The Garden Social: A New Way to Gather at Minnetrista
Not every community connection begins with a program.
Sometimes it begins with a table.
This year, Minnetrista introduces The Garden Social, a series of shared food experiences designed less like events and more like invitations. Some mornings it looks like a casual pop-up brunch during the Farmers Market. Some evenings it looks like neighbors meeting one another over a family-style meal. The details change. The purpose does not: to create space where people can gather, connect, and share conversation.
We often assume meaningful gatherings require structure—a speaker, a schedule, or a ticket. And while many events include these elements, the moments people remember rarely happen during the formal portion. They happen in between: conversations that last longer than expected, someone pulling up a chair, food becoming the starting point for connection.
Our Hospitality manager, Chef Dulcie Holcomb, has spent much of her life observing this. Growing up around cultures across the country—from the Shoshone-Bannock community near her home in Idaho to Vietnamese and Latino families who shaped her understanding of belonging—she learned early that meals are rarely just meals. They are places where people share history, celebrate milestones, and quietly care for one another.
The Garden Social is built on that understanding.
The series begins simply. A pop-up brunch appears during the Farmers Market—biscuits and gravy, waffles, omelets, coffee—nothing formal and nothing to register for. You come because you are already here, or because you want a place to linger. The goal is not programming; it is permission to stay.
Later in the season, the table becomes more intentional. During Breaking Bread, community members sit alongside educators, pantry coordinators, volunteers, and faith leaders working to address food insecurity in East Central Indiana. Throughout the evening, representatives from these organizations will share brief remarks from their seats at the table—no podium or slides, just conversation. Rather than separating speakers from guests, participants will be seated together, allowing dialogue to unfold naturally. The meal becomes a shared starting point for understanding how neighbors support one another—and how more people can take part in that work.

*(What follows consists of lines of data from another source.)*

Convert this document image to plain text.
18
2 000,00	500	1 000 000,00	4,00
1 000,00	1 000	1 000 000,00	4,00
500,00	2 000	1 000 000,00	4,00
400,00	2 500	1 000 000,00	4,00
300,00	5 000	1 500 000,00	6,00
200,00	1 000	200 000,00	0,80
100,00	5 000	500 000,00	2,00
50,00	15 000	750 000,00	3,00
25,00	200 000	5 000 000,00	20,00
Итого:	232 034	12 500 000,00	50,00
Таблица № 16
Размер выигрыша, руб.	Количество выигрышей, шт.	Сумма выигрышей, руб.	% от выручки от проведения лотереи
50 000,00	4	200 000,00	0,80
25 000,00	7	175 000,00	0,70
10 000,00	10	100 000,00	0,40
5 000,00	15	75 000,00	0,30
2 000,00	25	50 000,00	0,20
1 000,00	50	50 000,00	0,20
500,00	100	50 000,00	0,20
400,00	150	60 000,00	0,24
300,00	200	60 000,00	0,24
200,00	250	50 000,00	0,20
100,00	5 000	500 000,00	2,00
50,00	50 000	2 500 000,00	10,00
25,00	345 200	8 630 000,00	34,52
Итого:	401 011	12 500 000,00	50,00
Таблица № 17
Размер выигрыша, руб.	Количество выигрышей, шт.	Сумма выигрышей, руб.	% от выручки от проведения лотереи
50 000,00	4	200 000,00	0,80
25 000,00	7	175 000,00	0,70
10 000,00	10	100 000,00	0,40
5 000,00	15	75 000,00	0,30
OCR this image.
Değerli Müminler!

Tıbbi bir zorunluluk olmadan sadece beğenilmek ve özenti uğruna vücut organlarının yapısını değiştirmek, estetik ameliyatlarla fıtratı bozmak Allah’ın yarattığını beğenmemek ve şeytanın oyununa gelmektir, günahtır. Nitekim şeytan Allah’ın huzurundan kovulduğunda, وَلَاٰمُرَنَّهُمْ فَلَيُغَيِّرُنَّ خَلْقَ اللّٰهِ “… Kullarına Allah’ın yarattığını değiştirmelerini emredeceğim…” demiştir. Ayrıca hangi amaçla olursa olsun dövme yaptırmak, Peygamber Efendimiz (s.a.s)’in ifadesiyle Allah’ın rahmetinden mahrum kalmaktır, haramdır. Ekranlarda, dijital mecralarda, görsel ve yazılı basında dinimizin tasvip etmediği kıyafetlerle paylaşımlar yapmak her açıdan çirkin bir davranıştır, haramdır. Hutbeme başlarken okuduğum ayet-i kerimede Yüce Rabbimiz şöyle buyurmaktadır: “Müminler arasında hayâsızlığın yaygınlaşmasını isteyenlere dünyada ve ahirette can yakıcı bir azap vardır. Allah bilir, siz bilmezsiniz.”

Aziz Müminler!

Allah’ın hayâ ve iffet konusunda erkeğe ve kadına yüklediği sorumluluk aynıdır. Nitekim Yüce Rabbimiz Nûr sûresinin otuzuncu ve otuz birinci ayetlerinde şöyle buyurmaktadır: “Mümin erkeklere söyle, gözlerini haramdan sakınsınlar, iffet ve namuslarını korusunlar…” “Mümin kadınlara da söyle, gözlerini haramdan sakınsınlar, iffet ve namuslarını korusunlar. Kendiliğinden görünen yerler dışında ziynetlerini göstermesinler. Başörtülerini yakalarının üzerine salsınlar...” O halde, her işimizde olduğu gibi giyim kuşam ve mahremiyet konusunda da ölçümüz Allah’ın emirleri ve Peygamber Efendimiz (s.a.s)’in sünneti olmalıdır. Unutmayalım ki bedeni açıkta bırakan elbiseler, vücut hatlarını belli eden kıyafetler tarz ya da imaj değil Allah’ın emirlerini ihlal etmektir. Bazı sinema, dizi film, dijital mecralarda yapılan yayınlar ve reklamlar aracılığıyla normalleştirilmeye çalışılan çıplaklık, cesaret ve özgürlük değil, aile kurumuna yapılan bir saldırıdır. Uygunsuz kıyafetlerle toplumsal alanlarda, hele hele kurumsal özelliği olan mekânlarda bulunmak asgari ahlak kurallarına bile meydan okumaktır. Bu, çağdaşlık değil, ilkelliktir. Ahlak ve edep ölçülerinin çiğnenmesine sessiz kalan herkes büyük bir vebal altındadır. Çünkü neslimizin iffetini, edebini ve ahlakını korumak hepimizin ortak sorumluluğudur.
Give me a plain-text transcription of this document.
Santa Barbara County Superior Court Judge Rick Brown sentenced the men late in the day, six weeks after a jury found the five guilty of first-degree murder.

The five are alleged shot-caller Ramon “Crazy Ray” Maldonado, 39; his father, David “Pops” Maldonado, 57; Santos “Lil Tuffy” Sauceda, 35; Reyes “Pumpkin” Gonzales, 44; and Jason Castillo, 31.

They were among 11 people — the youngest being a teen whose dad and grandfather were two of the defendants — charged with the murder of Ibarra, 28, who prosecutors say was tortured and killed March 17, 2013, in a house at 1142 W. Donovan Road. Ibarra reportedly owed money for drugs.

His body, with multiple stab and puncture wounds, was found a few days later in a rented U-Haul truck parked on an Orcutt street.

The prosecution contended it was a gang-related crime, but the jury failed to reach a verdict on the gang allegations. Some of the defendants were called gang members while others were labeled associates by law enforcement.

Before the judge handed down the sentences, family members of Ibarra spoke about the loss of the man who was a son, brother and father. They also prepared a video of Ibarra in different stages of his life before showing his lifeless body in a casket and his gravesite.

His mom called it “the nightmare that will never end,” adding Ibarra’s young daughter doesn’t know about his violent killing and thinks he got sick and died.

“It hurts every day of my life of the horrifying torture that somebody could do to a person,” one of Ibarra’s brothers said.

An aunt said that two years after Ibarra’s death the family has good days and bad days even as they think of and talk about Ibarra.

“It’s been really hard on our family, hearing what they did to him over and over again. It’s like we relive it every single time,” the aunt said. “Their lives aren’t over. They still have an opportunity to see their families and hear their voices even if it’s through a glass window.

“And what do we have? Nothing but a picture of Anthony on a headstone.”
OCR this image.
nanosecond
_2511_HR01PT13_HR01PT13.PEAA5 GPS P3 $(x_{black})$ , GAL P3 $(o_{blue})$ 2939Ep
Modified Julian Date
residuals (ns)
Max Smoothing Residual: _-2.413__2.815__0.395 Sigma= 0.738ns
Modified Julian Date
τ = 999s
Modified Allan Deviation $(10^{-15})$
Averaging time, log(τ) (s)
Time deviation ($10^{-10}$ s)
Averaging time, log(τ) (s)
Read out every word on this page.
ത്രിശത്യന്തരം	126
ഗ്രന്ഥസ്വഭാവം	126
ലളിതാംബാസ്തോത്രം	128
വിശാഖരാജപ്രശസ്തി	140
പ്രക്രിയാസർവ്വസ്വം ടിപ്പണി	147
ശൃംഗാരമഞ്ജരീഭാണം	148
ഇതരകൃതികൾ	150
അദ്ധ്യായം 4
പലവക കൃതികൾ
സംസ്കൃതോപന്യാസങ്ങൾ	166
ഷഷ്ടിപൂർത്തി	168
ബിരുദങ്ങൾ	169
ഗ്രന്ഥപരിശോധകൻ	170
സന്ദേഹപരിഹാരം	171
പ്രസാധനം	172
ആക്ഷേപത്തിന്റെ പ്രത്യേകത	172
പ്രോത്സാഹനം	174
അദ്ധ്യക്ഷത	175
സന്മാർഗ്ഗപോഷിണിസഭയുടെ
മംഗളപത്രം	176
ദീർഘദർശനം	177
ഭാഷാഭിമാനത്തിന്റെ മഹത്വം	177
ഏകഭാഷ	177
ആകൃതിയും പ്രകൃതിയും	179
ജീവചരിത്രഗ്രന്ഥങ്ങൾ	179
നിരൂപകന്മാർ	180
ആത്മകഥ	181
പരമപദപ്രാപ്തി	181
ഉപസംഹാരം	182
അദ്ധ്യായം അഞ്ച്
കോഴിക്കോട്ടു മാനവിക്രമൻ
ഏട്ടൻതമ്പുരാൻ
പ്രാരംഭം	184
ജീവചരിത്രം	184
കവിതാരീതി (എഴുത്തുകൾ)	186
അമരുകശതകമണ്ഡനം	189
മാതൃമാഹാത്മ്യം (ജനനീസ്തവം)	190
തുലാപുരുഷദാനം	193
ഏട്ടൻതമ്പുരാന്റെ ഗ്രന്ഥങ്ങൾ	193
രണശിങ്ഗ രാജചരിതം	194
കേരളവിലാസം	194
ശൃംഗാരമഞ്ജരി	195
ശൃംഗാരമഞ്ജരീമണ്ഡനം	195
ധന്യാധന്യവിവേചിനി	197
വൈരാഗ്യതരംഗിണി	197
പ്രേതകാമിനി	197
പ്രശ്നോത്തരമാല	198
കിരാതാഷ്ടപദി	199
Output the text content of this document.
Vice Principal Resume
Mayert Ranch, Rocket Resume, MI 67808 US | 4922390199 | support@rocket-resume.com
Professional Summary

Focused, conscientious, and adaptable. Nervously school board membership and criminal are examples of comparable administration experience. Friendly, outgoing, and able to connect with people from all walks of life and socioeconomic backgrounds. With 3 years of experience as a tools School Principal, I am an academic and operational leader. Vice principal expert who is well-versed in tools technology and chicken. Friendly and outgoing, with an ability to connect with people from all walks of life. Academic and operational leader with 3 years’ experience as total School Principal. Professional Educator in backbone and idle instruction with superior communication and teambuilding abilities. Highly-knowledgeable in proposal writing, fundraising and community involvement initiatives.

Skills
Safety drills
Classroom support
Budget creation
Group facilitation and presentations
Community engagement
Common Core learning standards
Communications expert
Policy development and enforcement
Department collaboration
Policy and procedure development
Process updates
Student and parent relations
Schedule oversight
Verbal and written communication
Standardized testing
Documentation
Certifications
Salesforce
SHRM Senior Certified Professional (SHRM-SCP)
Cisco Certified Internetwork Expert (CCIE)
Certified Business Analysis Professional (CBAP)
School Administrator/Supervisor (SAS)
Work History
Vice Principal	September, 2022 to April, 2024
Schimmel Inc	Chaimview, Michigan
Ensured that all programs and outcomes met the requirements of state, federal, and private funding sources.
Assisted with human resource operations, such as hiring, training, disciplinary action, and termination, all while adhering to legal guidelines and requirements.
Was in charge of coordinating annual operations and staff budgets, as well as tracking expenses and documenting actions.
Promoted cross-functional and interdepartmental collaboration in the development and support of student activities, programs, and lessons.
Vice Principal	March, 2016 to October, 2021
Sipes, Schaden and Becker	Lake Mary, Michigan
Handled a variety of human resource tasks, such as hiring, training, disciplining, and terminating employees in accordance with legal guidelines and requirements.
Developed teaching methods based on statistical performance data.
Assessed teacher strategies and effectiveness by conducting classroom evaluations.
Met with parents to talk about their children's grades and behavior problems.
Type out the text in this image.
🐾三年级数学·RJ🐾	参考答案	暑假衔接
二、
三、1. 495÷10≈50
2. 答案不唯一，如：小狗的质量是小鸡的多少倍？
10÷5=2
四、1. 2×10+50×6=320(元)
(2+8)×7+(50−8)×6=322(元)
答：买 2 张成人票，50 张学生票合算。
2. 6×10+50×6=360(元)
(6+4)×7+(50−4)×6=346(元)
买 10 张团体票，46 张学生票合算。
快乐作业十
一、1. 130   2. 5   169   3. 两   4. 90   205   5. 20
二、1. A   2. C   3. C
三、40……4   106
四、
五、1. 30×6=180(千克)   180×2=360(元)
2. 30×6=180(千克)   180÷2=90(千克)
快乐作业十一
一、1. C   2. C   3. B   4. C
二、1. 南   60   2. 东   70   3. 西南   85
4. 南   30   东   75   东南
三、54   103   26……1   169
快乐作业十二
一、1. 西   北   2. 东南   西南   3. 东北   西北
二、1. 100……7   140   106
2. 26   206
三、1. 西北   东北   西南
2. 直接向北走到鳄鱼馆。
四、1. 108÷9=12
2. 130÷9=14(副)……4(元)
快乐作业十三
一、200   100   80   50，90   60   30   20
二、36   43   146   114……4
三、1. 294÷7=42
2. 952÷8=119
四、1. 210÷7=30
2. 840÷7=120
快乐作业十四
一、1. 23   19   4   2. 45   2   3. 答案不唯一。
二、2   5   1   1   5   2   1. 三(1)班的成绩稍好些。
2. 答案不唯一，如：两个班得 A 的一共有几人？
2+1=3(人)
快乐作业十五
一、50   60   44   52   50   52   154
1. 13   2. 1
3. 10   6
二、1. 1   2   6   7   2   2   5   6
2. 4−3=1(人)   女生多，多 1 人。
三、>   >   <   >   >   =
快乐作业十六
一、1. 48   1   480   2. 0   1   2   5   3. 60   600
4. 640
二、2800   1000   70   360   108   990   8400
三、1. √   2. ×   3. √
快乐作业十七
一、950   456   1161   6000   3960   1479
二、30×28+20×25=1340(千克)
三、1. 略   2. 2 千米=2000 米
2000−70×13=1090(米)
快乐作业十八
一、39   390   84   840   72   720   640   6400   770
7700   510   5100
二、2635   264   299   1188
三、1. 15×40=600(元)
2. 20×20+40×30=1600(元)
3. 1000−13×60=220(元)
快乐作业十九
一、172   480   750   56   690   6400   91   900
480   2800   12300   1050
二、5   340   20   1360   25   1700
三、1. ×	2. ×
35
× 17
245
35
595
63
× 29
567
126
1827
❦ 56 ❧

By summer, brunch moves outdoors with the market again, reinforcing something simple: community does not form only during large moments. It forms through repetition, familiar faces, and shared routines.
The Garden Social is meant to be a rhythm rather than a single gathering.
Minnetrista has long been a place people visit for art, nature, and history. This program expands that idea. A place can also exist for the time between activities—a place where attendance is not required for belonging.
You do not need to arrive with a group.
You do not need to stay for a set amount of time.
You only need to pull up a chair.
Sometimes community begins here, not in the planning, but in the sitting down.